From a theoretical perspective, Ctx2Skill demonstrates that multi-agent adversarial self-play—previously mainly used for policy distillation or RL in interactive environments—can extend to the purely textual context learning setting when paired with carefully constructed cross-time selection and iterative textual feedback. The explicit natural language skills generated are also inherently interpretable and auditable, supporting downstream explainability and skill-oriented audit processes.

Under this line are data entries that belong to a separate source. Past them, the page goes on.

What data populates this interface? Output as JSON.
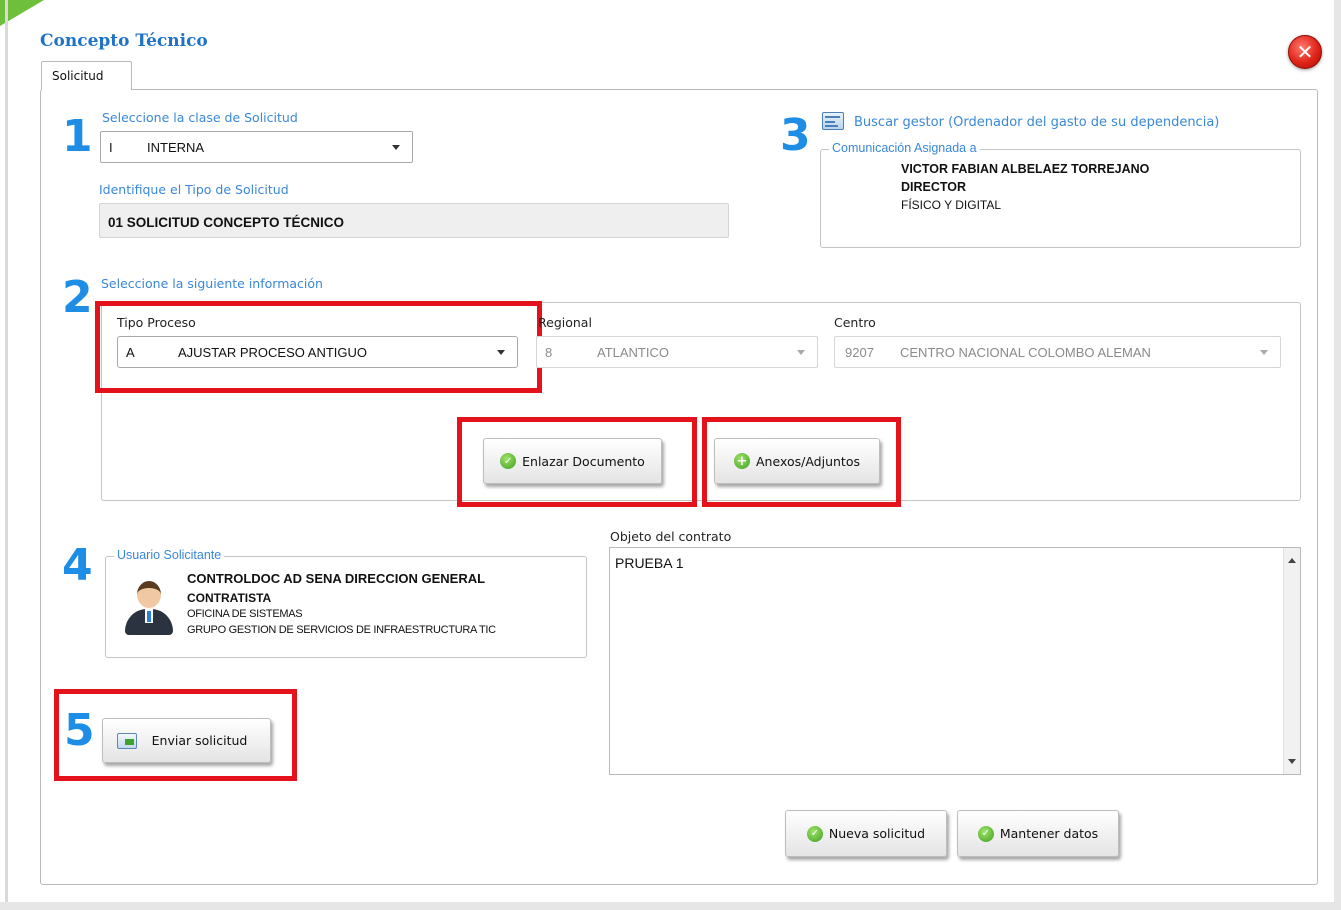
{
  "dialog": {
    "title": "Concepto Técnico",
    "close_glyph": "✕"
  },
  "tabs": [
    {
      "label": "Solicitud",
      "active": true
    }
  ],
  "steps": [
    "1",
    "2",
    "3",
    "4",
    "5"
  ],
  "section1": {
    "class_label": "Seleccione la clase de Solicitud",
    "class_select": {
      "code": "I",
      "text": "INTERNA"
    },
    "type_label": "Identifique el Tipo de Solicitud",
    "type_value": "01 SOLICITUD CONCEPTO TÉCNICO"
  },
  "section2": {
    "label": "Seleccione la siguiente información",
    "tipo_proceso": {
      "label": "Tipo Proceso",
      "code": "A",
      "text": "AJUSTAR PROCESO ANTIGUO"
    },
    "regional": {
      "label": "Regional",
      "code": "8",
      "text": "ATLANTICO"
    },
    "centro": {
      "label": "Centro",
      "code": "9207",
      "text": "CENTRO NACIONAL COLOMBO ALEMAN"
    },
    "buttons": {
      "link_doc": "Enlazar Documento",
      "attachments": "Anexos/Adjuntos"
    }
  },
  "section3": {
    "search_link": "Buscar gestor (Ordenador del gasto de su dependencia)",
    "legend": "Comunicación Asignada a",
    "name": "VICTOR FABIAN  ALBELAEZ TORREJANO",
    "role": "DIRECTOR",
    "mode": "FÍSICO Y DIGITAL"
  },
  "section4": {
    "legend": "Usuario Solicitante",
    "name": "CONTROLDOC AD SENA DIRECCION GENERAL",
    "role": "CONTRATISTA",
    "office": "OFICINA DE SISTEMAS",
    "group": "GRUPO GESTION DE SERVICIOS DE INFRAESTRUCTURA TIC"
  },
  "contract": {
    "label": "Objeto del contrato",
    "value": "PRUEBA 1"
  },
  "section5": {
    "send_button": "Enviar solicitud"
  },
  "footer": {
    "new_request": "Nueva solicitud",
    "keep_data": "Mantener datos"
  },
  "colors": {
    "accent": "#1e73c8",
    "step": "#1e8de6",
    "highlight": "#e3121b",
    "ok": "#3f9f1f"
  }
}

For practical applications, Ctx2Skill offers a scalable, annotation-free pipeline for generating domain-adapted procedural abstractions, which can be integrated into LM deployments to: (i) improve accuracy on document-centric or knowledge-grounded tasks, (ii) reduce hallucination and knowledge-conflict errors, and (iii) provide a means for continual, context-driven evolution of model behavior with no retraining.

Future Directions

Future research directions emergent from Ctx2Skill’s architecture include:

  • Extending the self-play and replay selection logic to multi-modal or multi-document scenarios.
  • Joint or federated skill evolution across multiple related contexts to enable broader transfer and compositionality.
  • Integration with retrieval-augmented or tool-augmented LM pipelines for end-to-end context learning with dynamic external sources.
  • Formal exploration of connections to meta-learning, lifelong skill composition, and automated distillation of parametric knowledge into modular natural-language representations.

Conclusion

Ctx2Skill advances the state of the art for automated extraction and operationalization of context-dependent skills in LLMs. By fully decoupling skill acquisition from costly annotation and parameter tuning, and by incorporating adversarial and cross-time replay mechanisms, Ctx2Skill establishes a scalable, robust pipeline for context learning that is both practical and theoretically grounded. The empirical results demonstrate substantial improvements in complex reasoning, with strong transferability and interpretability properties, motivating further research into context-driven agent skill learning (2604.27660).